Basic crawler
This is the most bare-bones example of the Apify SDK, which demonstrates some of its building blocks such as the BasicCrawler
. You probably don't need to go this deep though, and it would be better to start with one of the full-featured crawlers
like CheerioCrawler
or PlaywrightCrawler
.
The script simply downloads several web pages with plain HTTP requests using the got-scraping
npm package and stores their raw HTML and URL in the default dataset. In local configuration, the data will be stored as JSON files in
./storage/datasets/default
.
import { Actor } from 'apify';
import { BasicCrawler } from 'crawlee';
import { gotScraping } from 'got-scraping';
await Actor.init();
// Create a dataset where we will store the results.
// Create a BasicCrawler - the simplest crawler that enables
// users to implement the crawling logic themselves.
const crawler = new BasicCrawler({
// This function will be called for each URL to crawl.

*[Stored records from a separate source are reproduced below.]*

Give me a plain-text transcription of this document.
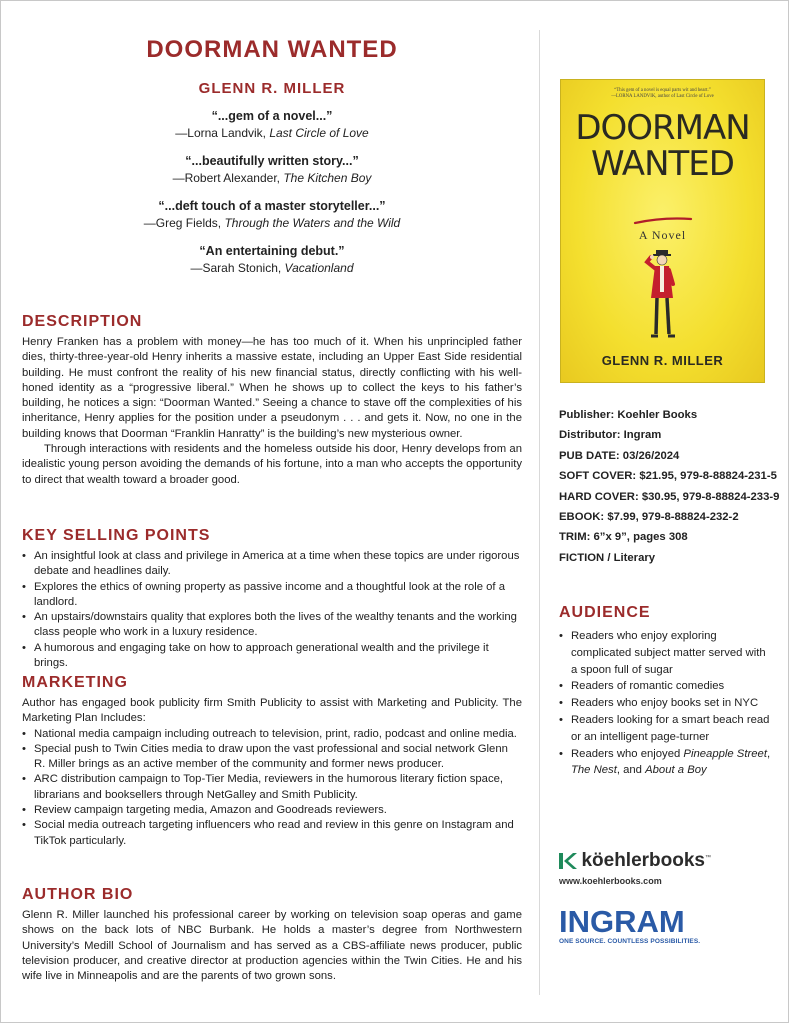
DOORMAN WANTED
GLENN R. MILLER
“...gem of a novel...”
—Lorna Landvik, Last Circle of Love
“...beautifully written story...”
—Robert Alexander, The Kitchen Boy
“...deft touch of a master storyteller...”
—Greg Fields, Through the Waters and the Wild
“An entertaining debut.”
—Sarah Stonich, Vacationland
DESCRIPTION

Henry Franken has a problem with money—he has too much of it. When his unprincipled father dies, thirty-three-year-old Henry inherits a massive estate, including an Upper East Side residential building. He must confront the reality of his new financial status, directly conflicting with his well-honed identity as a “progressive liberal.” When he shows up to collect the keys to his father’s building, he notices a sign: “Doorman Wanted.” Seeing a chance to stave off the complexities of his inheritance, Henry applies for the position under a pseudonym . . . and gets it. Now, no one in the building knows that Doorman “Franklin Hanratty” is the building’s new mysterious owner.

Through interactions with residents and the homeless outside his door, Henry develops from an idealistic young person avoiding the demands of his fortune, into a man who accepts the opportunity to direct that wealth toward a broader good.

KEY SELLING POINTS
• An insightful look at class and privilege in America at a time when these topics are under rigorous debate and headlines daily.
• Explores the ethics of owning property as passive income and a thoughtful look at the role of a landlord.
• An upstairs/downstairs quality that explores both the lives of the wealthy tenants and the working class people who work in a luxury residence.
• A humorous and engaging take on how to approach generational wealth and the privilege it brings.
MARKETING

Author has engaged book publicity firm Smith Publicity to assist with Marketing and Publicity. The Marketing Plan Includes:

• National media campaign including outreach to television, print, radio, podcast and online media.
• Special push to Twin Cities media to draw upon the vast professional and social network Glenn R. Miller brings as an active member of the community and former news producer.
• ARC distribution campaign to Top-Tier Media, reviewers in the humorous literary fiction space, librarians and booksellers through NetGalley and Smith Publicity.
• Review campaign targeting media, Amazon and Goodreads reviewers.
• Social media outreach targeting influencers who read and review in this genre on Instagram and TikTok particularly.
AUTHOR BIO

Glenn R. Miller launched his professional career by working on television soap operas and game shows on the back lots of NBC Burbank. He holds a master’s degree from Northwestern University’s Medill School of Journalism and has served as a CBS-affiliate news producer, public television producer, and creative director at production agencies within the Twin Cities. He and his wife live in Minneapolis and are the parents of two grown sons.

“This gem of a novel is equal parts wit and heart.”
—LORNA LANDVIK, author of Last Circle of Love
DOORMAN
WANTED
A Novel
GLENN R. MILLER
Publisher: Koehler Books
Distributor: Ingram
PUB DATE: 03/26/2024
SOFT COVER: $21.95, 979-8-88824-231-5
HARD COVER: $30.95, 979-8-88824-233-9
EBOOK: $7.99, 979-8-88824-232-2
TRIM: 6”x 9”, pages 308
FICTION / Literary
AUDIENCE
• Readers who enjoy exploring complicated subject matter served with a spoon full of sugar
• Readers of romantic comedies
• Readers who enjoy books set in NYC
• Readers looking for a smart beach read or an intelligent page-turner
• Readers who enjoyed Pineapple Street, The Nest, and About a Boy
köehlerbooks™
www.koehlerbooks.com
INGRAM
ONE SOURCE. COUNTLESS POSSIBILITIES.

async requestHandler({ request }) {
const { url } = request;
console.log(`Processing ${url}...`);
// Fetch the page HTML via Apify utils gotScraping
const { body } = await gotScraping({ url });
// Store the HTML and URL to the default dataset.
await Actor.pushData({
url: request.url,
html: body,
});
},
});
// The initial list of URLs to crawl. Here we use just a few hard-coded URLs.
await crawler.run([
{ url: 'http://www.google.com/' },
{ url: 'http://www.example.com/' },
{ url: 'http://www.bing.com/' },
{ url: 'http://www.wikipedia.com/' },
]);
console.log('Crawler finished.');
await Actor.exit();